Lincoln Banks looked up sharply at his two best friends and business partners. They all three shifted in their seats. Well, maybe not Ben West, who sat there in his mindful, Buddha-like state. He was hard to shake.
“How about an agreement that we focus on trying to get laid when we’re not on company time? Let’s all delete the file of the woman we know, and we’ll choose between the two who are left. Deal?”
Linc knew Ben and Austin Hart were as reluctant as he was. But they all dutifully looked down at their iPads and deleted a file.
He waited a long minute, watching his screen, but four out of five resumes still sat there.

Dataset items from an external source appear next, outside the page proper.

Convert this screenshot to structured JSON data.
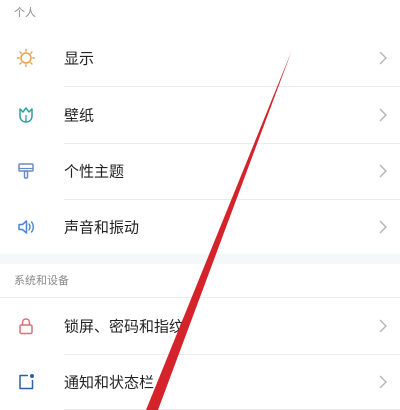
{
  "sections": [
    {
      "header": "个人",
      "items": [
        {
          "label": "显示",
          "icon": "sun-icon",
          "color": "#e8a34a"
        },
        {
          "label": "壁纸",
          "icon": "tulip-icon",
          "color": "#2aa39a"
        },
        {
          "label": "个性主题",
          "icon": "brush-icon",
          "color": "#6a8ac4"
        },
        {
          "label": "声音和振动",
          "icon": "speaker-icon",
          "color": "#4a86d4"
        }
      ]
    },
    {
      "header": "系统和设备",
      "items": [
        {
          "label": "锁屏、密码和指纹",
          "icon": "lock-icon",
          "color": "#d8707a"
        },
        {
          "label": "通知和状态栏",
          "icon": "notification-icon",
          "color": "#2f5ea8"
        }
      ]
    }
  ],
  "colors": {
    "annotation": "#d4232a",
    "chevron": "#b5b5b5",
    "divider": "#ececec",
    "section_gap": "#f4f8f8"
  }
}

He peered at Ben, who lifted his hands.
“I deleted mine.”
Austin. “Me, too.”
“What the hell. You guys know Delilah?”
Linc sighed and sat back, crossing his arms over his chest. He was in charge of ABL Fuel Technology. Ben was a brilliant organic chemist and chief of the research division, despite his casual, surfer-dude looks. And Austin, with his sharp, precise, and concrete mind that had seen him through his PhD at Berkeley, as well as the lean, muscled body that had made him a Cal Bear tight end, was head of bioengineering.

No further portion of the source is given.